Sea Turtle Conservationist Murdered in Costa Rica


LIMÓN, Costa Rica, June 5, 2013 (ENS) – Costa Rican environmentalist Jairo Mora Sandoval was murdered on May 30, while attempting to protect leatherback turtle nests on Moín Beach, on Costa Rica’s northern Caribbean coast. He was 26.

Sea turtles are protected by law in Costa Rica, but poaching is common. The eggs are believed to be an aphrodisiac and are traded on the black market, a trade that has been linked to drug trafficking and violence.

Joira Mora Sandoval
Jairo Mora Sandoval monitors an endangered leatherback releasing her clutch of eggs. (Photo courtesy Sea Turtle Restoration Project)

According to media reports, Mora was patrolling for poachers with four foreign volunteers, when he was ambushed by at least five masked men.

Of the four volunteers, all women, three were from the United States and one from Spain. They were also abducted in the night attack, but survived. Mora was bound, beaten, and shot in the head. His body was found the next day.

Environmental organizations around the world are demanding that the perpetrators be brought to justice. Today they announced the Jairo Mora Sandoval Reward Fund for information leading to arrest and conviction of those responsible. A $10,000 reward is being offered by conservation groups.

“Jairo’s murderers must be brought to justice so that sea turtle activists around Costa Rica and the world know that this will never be tolerated,” said Todd Steiner, a wildlife biologist and executive director of “The whole world is watching to make sure the Costa Rican government brings these thugs to justice and makes sea turtle nesting beaches safe for conservationists to do their work.”

Mora worked as a beach monitor for the Wider Caribbean Sea Turtle Conservation Network, WIDECAST, a network of biologists, wildlife managers, community leaders and educators with members in more than 40 nations.

As a result of Mora’s murder, WIDECAST has closed its sea turtle monitoring program despite observing an increase in sea turtle poaching. In fact, conservation groups say that on the night of the attack, there was an intensified police and Coast Guard presence in response to the rise in poaching.

Poaching is a leading factor driving sea turtles toward extinction. As a result, sea turtles, including the leatherback sea turtles that nest on the beach Mora monitored, are legally protected by Costa Rica’s Marine Turtle Population Law of 2002 and by the U.S. Endangered Species Act.

“Jairo worked bravely and tirelessly to protect countless precious lives,” said Jaclyn Lopez, an attorney with the Center for Biological Diversity. “We can’t let cowardly criminals take down dedicated, selfless people like Jairo who’ve spent their lives defending the defenseless.

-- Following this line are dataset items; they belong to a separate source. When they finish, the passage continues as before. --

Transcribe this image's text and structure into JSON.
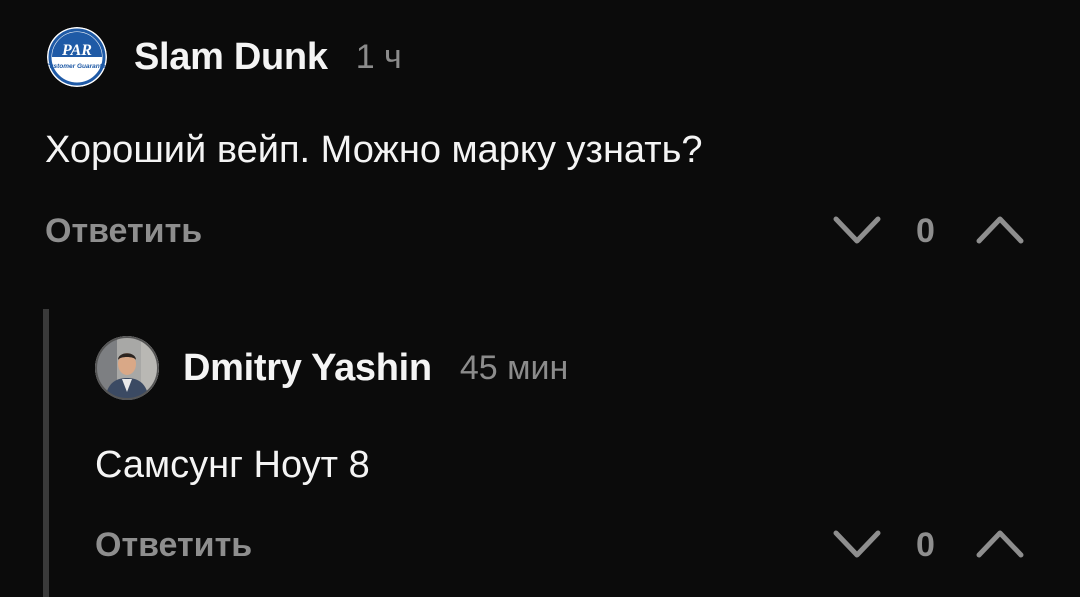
{
  "comments": [
    {
      "author": "Slam Dunk",
      "time": "1 ч",
      "text": "Хороший вейп. Можно марку узнать?",
      "reply_label": "Ответить",
      "vote_count": "0",
      "avatar_logo_text": "PAR",
      "avatar_logo_subtext": "Customer Guarantee"
    },
    {
      "author": "Dmitry Yashin",
      "time": "45 мин",
      "text": "Самсунг Ноут 8",
      "reply_label": "Ответить",
      "vote_count": "0"
    }
  ],
  "colors": {
    "background": "#0b0b0b",
    "text": "#f4f4f4",
    "muted": "#8e8e8e",
    "thread_line": "#3a3a3a",
    "logo_blue": "#1f5aa6"
  },
  "icons": {
    "downvote": "chevron-down-icon",
    "upvote": "chevron-up-icon"
  }
}
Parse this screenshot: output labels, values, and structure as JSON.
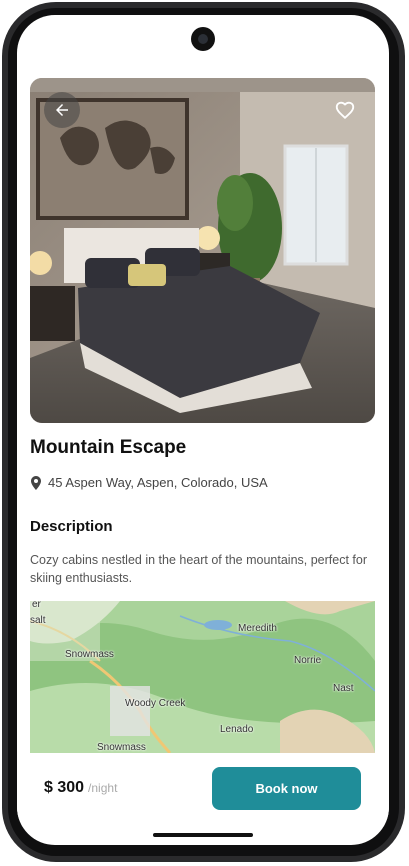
{
  "listing": {
    "title": "Mountain Escape",
    "address": "45 Aspen Way, Aspen, Colorado, USA",
    "description_heading": "Description",
    "description": "Cozy cabins nestled in the heart of the mountains, perfect for skiing enthusiasts."
  },
  "map": {
    "labels": {
      "meredith": "Meredith",
      "norrie": "Norrie",
      "nast": "Nast",
      "snowmass": "Snowmass",
      "woody_creek": "Woody Creek",
      "lenado": "Lenado",
      "snowmass_bottom": "Snowmass",
      "salt": "salt",
      "top_left": "er"
    }
  },
  "booking": {
    "price": "$ 300",
    "unit": "/night",
    "button": "Book now"
  },
  "icons": {
    "back": "arrow-left-icon",
    "favorite": "heart-outline-icon",
    "location": "location-pin-icon"
  },
  "colors": {
    "accent": "#1f8d99"
  }
}
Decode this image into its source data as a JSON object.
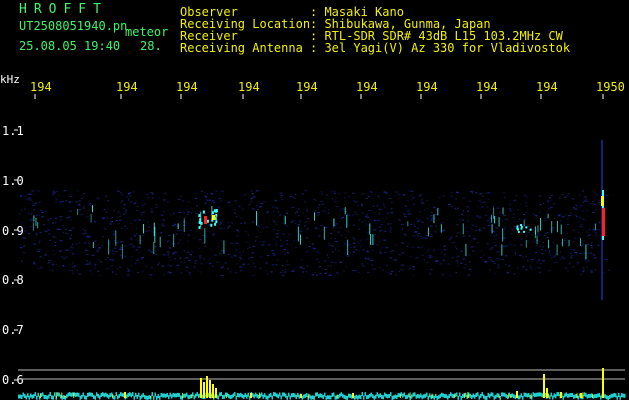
{
  "header": {
    "brand": "HROFFT",
    "filename": "UT2508051940.pn",
    "mode": "meteor",
    "datetime": "25.08.05 19:40",
    "count": "28.",
    "fields": [
      {
        "label": "Observer",
        "value": ": Masaki Kano"
      },
      {
        "label": "Receiving Location",
        "value": ": Shibukawa, Gunma, Japan"
      },
      {
        "label": "Receiver",
        "value": ": RTL-SDR SDR# 43dB L15 103.2MHz CW"
      },
      {
        "label": "Receiving Antenna",
        "value": ": 3el Yagi(V) Az 330 for Vladivostok"
      }
    ]
  },
  "axis": {
    "unit": "kHz",
    "y_ticks": [
      "1.1",
      "1.0",
      "0.9",
      "0.8",
      "0.7",
      "0.6"
    ],
    "time_ticks": [
      "194",
      "194",
      "194",
      "194",
      "194",
      "194",
      "194",
      "194",
      "194",
      "1950"
    ]
  },
  "colors": {
    "text_green": "#3df56a",
    "text_yellow": "#f2f000",
    "text_white": "#ffffff",
    "noise_blue": "#1a2a90",
    "echo_cyan": "#40ffff",
    "echo_red": "#ff2020",
    "bar_yellow": "#ffff00",
    "baseline_cyan": "#20d0d0"
  }
}
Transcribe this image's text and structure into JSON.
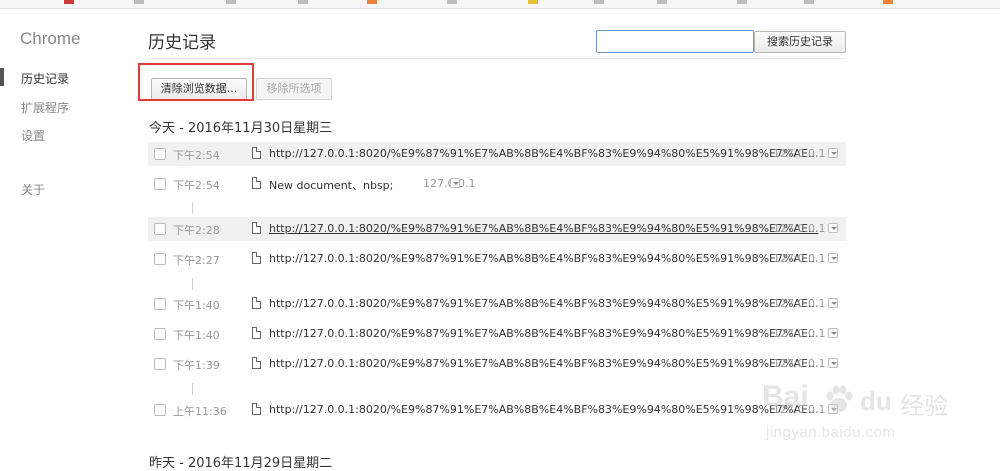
{
  "sidebar": {
    "brand": "Chrome",
    "items": [
      {
        "label": "历史记录",
        "selected": true
      },
      {
        "label": "扩展程序",
        "selected": false
      },
      {
        "label": "设置",
        "selected": false
      },
      {
        "label": "关于",
        "selected": false
      }
    ]
  },
  "header": {
    "title": "历史记录",
    "search_placeholder": "",
    "search_button": "搜索历史记录"
  },
  "toolbar": {
    "clear_button": "清除浏览数据...",
    "remove_button": "移除所选项"
  },
  "days": [
    {
      "heading": "今天 - 2016年11月30日星期三",
      "entries": [
        {
          "time": "下午2:54",
          "title": "http://127.0.0.1:8020/%E9%87%91%E7%AB%8B%E4%BF%83%E9%94%80%E5%91%98%E7%AE...",
          "domain": "127.0.0.1"
        },
        {
          "time": "下午2:54",
          "title": "New document、nbsp;",
          "domain": "127.0.0.1"
        },
        {
          "time": "下午2:28",
          "title": "http://127.0.0.1:8020/%E9%87%91%E7%AB%8B%E4%BF%83%E9%94%80%E5%91%98%E7%AE...",
          "domain": "127.0.0.1"
        },
        {
          "time": "下午2:27",
          "title": "http://127.0.0.1:8020/%E9%87%91%E7%AB%8B%E4%BF%83%E9%94%80%E5%91%98%E7%AE...",
          "domain": "127.0.0.1"
        },
        {
          "time": "下午1:40",
          "title": "http://127.0.0.1:8020/%E9%87%91%E7%AB%8B%E4%BF%83%E9%94%80%E5%91%98%E7%AE...",
          "domain": "127.0.0.1"
        },
        {
          "time": "下午1:40",
          "title": "http://127.0.0.1:8020/%E9%87%91%E7%AB%8B%E4%BF%83%E9%94%80%E5%91%98%E7%AE...",
          "domain": "127.0.0.1"
        },
        {
          "time": "下午1:39",
          "title": "http://127.0.0.1:8020/%E9%87%91%E7%AB%8B%E4%BF%83%E9%94%80%E5%91%98%E7%AE...",
          "domain": "127.0.0.1"
        },
        {
          "time": "上午11:36",
          "title": "http://127.0.0.1:8020/%E9%87%91%E7%AB%8B%E4%BF%83%E9%94%80%E5%91%98%E7%AE...",
          "domain": "127.0.0.1"
        }
      ]
    },
    {
      "heading": "昨天 - 2016年11月29日星期二",
      "entries": []
    }
  ],
  "watermark": {
    "brand_left": "Bai",
    "brand_right": "du",
    "brand_cn": "经验",
    "url": "jingyan.baidu.com"
  },
  "colors": {
    "highlight": "#e03b3b",
    "selected_nav": "#333333"
  }
}
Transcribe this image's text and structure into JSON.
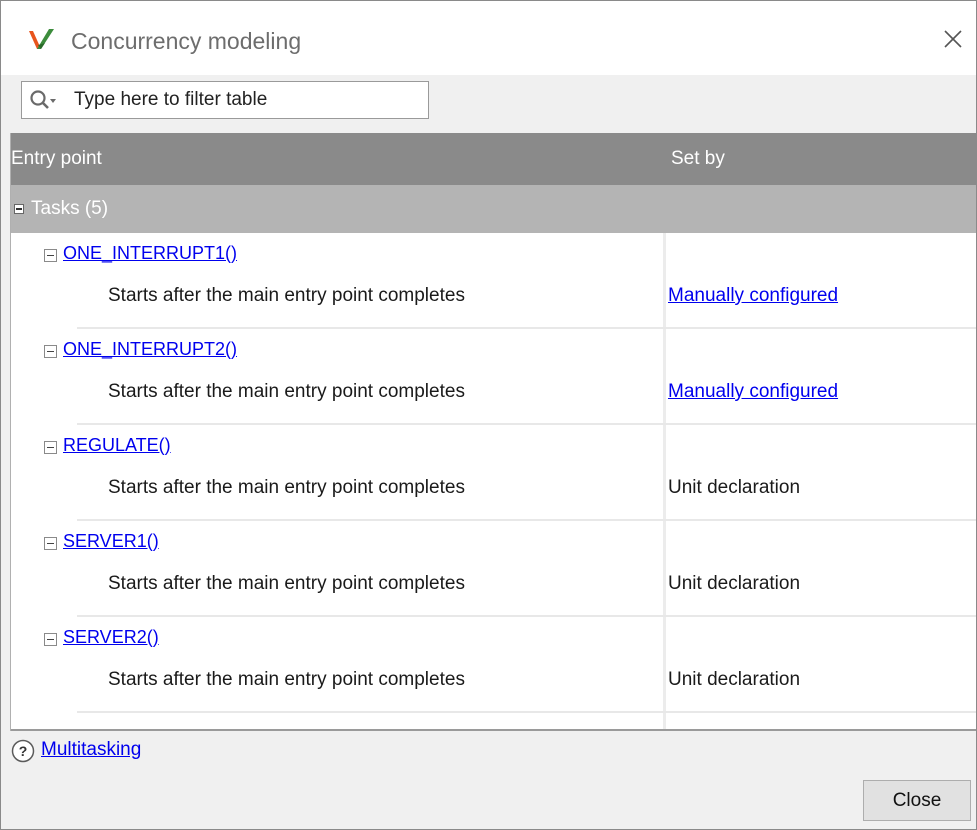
{
  "window": {
    "title": "Concurrency modeling"
  },
  "filter": {
    "placeholder": "Type here to filter table",
    "value": ""
  },
  "table": {
    "columns": [
      "Entry point",
      "Set by"
    ],
    "group": {
      "label": "Tasks (5)"
    },
    "rows": [
      {
        "entry": "ONE_INTERRUPT1()",
        "description": "Starts after the main entry point completes",
        "set_by": "Manually configured",
        "set_by_is_link": true
      },
      {
        "entry": "ONE_INTERRUPT2()",
        "description": "Starts after the main entry point completes",
        "set_by": "Manually configured",
        "set_by_is_link": true
      },
      {
        "entry": "REGULATE()",
        "description": "Starts after the main entry point completes",
        "set_by": "Unit declaration",
        "set_by_is_link": false
      },
      {
        "entry": "SERVER1()",
        "description": "Starts after the main entry point completes",
        "set_by": "Unit declaration",
        "set_by_is_link": false
      },
      {
        "entry": "SERVER2()",
        "description": "Starts after the main entry point completes",
        "set_by": "Unit declaration",
        "set_by_is_link": false
      }
    ]
  },
  "footer": {
    "help_link": "Multitasking",
    "close_label": "Close"
  },
  "icons": {
    "app": "matlab-v-icon",
    "close": "close-icon",
    "search": "search-icon",
    "help": "help-icon"
  },
  "colors": {
    "header_bg": "#8a8a8a",
    "group_bg": "#b4b4b4",
    "link": "#0000ee"
  }
}
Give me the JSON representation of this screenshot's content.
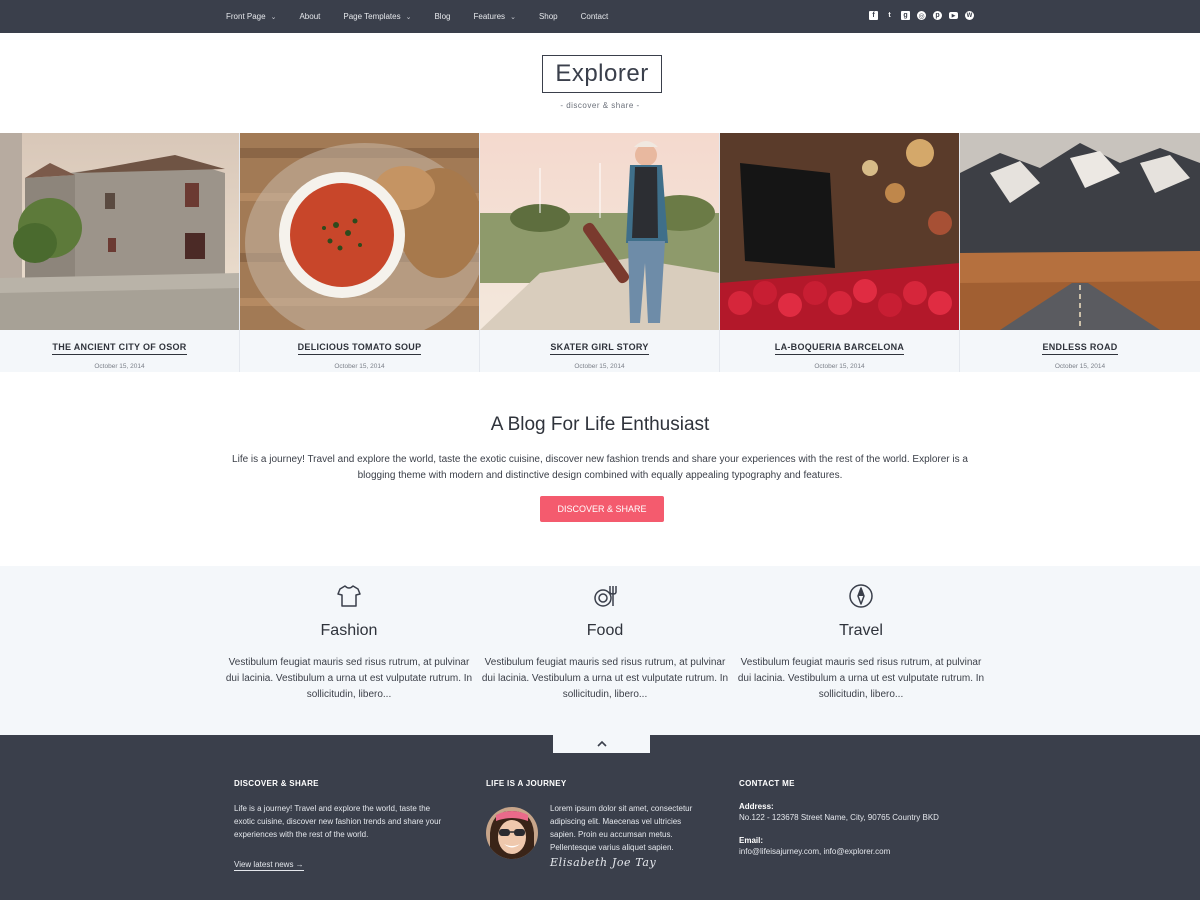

Jairo’s assassins must be swiftly apprehended and tried.”

Wednesday morning Costa Rica’s Chief Prosecutor Jorge Chavarría said in a radio interview with Noticias Monumental that there are several suspects in Mora’s murder.

A four-part plan submitted by WIDECAST to the government of Costa Rica would put Moín Beach under the jurisdiction of park rangers with the power to arrest poachers. A new protected area on the Caribbean coast would be named after Mora.

The plan proposes an increase in penalties for poachers, the formation of a code of conduct for beach visitors in the entire country and the creation of a memorial fund in Mora’s name.

Environment Minister René Castro told the newspaper “Tico Times,” “We will be using the proposal submitted by WIDECAST in order to formulate a plan for the creation of a protected area where Jairo worked.”

Other conservationists warn that poaching and violence are happening in all the country’s coastal protected areas.

“Our emotional connection to each other, the sea turtles and their environment is what drives this work and makes Jairo’s death so heartbreaking, yet empowering,” said Wallace “J” Nichols, research associate at the California Academy of Sciences. “We all hope his death will somehow lead to more life.”